At last. It was time for their Sunday ritual—taking the long way home to see their Aunty Edna where all the two generations of Stewart women would savour a cup of cerasee tea, freshly picked from Aunty Edna’s garden, and labrish on the week’s happenings. Aunty Edna’s small

white house sat humbly on the other side of a sloping hill. There, Aunty Edna lived alone, save for the coop of chickens behind the house on an everlasting stretch of land. All five of them were full of excitement, bobbing with excitement as they approached the house. As they approached the house, Aunty Edna came out to meet them. Mama shined.

“Miss Ina, is long time I don’t see you enuh!” Mama laughed with her entire body. “Likkle miss Dawn, come mek me see you! I know seh today was yuh christenin’ day! You’re a woman before the eyes ah di Lord enuh,” Dawn smiled. Aunty Edna spoke in a musical swing that made Dawn hang off every word. Her aunt led them back to the house.

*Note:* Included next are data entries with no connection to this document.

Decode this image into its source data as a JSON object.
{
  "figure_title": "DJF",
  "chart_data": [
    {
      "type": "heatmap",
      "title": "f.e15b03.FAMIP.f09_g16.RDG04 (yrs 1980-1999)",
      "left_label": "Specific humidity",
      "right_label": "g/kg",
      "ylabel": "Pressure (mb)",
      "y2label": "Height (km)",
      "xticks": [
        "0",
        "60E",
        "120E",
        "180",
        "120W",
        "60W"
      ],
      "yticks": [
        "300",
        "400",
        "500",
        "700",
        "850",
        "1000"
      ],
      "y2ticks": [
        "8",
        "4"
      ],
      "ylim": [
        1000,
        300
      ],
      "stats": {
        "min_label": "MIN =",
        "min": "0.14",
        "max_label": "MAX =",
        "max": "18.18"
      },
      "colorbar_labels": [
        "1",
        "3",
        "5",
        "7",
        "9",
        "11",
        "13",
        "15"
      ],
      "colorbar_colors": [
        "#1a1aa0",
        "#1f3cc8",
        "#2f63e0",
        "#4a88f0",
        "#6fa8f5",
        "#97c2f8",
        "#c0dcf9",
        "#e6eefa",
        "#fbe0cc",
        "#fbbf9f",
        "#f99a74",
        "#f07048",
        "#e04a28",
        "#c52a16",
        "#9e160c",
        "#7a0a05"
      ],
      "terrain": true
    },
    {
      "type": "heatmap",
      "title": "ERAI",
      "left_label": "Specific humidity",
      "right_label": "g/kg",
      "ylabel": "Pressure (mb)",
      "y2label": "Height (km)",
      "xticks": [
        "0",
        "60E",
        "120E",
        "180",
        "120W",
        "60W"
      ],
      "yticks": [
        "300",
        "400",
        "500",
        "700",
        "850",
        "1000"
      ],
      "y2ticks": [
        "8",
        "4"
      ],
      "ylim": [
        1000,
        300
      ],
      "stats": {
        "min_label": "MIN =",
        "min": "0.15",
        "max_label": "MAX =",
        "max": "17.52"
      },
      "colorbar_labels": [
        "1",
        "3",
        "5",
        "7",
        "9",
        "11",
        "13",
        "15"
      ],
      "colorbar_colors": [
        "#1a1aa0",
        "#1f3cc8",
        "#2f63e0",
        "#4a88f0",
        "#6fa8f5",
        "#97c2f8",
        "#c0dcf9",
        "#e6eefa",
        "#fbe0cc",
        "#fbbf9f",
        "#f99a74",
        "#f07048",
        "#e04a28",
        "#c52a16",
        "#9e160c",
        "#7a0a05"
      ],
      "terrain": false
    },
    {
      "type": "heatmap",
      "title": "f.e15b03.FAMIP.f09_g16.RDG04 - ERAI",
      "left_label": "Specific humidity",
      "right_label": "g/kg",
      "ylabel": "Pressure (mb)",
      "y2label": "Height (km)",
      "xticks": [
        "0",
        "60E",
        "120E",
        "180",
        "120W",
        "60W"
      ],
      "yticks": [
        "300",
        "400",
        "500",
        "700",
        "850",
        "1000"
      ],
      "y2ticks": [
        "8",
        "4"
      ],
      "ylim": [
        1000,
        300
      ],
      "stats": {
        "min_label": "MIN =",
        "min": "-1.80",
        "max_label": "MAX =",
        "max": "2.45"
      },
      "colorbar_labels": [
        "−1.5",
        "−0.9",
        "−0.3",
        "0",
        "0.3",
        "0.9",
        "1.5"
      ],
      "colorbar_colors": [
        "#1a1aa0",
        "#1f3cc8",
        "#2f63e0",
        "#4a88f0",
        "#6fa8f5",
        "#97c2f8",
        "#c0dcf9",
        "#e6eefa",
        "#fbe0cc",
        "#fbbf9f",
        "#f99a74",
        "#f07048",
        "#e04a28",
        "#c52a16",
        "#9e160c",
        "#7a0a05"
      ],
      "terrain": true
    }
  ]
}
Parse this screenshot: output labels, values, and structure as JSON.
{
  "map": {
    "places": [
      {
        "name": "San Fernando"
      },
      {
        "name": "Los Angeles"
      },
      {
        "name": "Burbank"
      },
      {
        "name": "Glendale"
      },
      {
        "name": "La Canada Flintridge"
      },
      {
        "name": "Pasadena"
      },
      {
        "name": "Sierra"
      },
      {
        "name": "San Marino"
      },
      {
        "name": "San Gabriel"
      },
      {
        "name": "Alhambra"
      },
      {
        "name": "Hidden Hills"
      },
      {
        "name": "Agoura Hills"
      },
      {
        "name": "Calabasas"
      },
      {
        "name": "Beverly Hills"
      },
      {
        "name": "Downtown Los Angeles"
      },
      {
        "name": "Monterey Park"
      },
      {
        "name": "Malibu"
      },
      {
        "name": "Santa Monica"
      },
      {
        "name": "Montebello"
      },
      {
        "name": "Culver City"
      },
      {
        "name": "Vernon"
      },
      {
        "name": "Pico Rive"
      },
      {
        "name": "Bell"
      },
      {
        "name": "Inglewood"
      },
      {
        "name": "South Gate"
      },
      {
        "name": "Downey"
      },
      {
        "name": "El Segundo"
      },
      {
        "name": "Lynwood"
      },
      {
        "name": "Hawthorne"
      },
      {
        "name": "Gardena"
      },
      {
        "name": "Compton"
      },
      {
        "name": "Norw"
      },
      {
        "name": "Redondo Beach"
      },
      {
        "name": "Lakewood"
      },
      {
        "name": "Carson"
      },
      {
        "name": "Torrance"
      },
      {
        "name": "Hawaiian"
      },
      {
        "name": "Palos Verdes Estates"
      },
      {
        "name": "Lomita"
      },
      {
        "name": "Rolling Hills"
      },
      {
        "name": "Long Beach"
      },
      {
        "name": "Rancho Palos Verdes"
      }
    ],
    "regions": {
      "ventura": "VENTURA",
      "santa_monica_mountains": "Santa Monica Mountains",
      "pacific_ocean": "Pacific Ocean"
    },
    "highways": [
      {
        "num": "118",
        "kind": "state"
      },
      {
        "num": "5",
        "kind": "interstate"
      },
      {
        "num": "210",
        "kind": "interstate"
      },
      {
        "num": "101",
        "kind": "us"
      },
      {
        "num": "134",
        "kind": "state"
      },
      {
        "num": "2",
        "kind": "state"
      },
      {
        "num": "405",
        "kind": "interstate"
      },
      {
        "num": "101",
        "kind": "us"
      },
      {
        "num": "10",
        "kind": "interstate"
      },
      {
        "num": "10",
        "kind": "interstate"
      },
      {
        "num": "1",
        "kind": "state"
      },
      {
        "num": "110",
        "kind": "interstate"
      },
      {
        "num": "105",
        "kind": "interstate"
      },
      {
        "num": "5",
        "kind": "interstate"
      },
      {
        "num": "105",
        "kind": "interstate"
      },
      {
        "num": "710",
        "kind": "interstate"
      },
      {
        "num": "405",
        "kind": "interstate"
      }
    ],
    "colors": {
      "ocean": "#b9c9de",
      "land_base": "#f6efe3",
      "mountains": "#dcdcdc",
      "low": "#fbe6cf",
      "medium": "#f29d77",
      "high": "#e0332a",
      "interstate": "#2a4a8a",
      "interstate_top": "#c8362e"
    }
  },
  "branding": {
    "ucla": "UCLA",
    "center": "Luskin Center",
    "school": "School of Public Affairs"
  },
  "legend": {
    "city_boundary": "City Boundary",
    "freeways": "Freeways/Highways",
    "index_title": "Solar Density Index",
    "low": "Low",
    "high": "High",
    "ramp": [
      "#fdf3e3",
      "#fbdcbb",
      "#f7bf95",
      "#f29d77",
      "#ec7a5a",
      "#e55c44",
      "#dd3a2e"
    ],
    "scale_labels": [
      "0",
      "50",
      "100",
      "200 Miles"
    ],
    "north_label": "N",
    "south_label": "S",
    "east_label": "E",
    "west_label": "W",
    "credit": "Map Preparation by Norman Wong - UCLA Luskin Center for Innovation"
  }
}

“Aunty Edna, I can go get the cerasee from de bush?”

Before the older women answered, Dawn made a beeline for the bush behind the house. This was her favourite part. Without telling her mother, Dawn slipped off her vinyl leather white shoes and frilly socks and snuck into the bush. It held her close in response.

She sorted through the tangled brush with surgical precision. Just as she found herself kneeling among the dense wood of the forest, a voice as soft as the crunch of fallen leaves spoke her name. She turned her head quickly, and felt her body called in its direction. As she followed the voice she was led deeper and deeper into its thickness, until she came across a river clear as glass that split it into two. On its banks, Dawn looked down at herself in the reflection of the river, where she held her own eyes. As the two girls’ eyes’ met, the trees began to dance.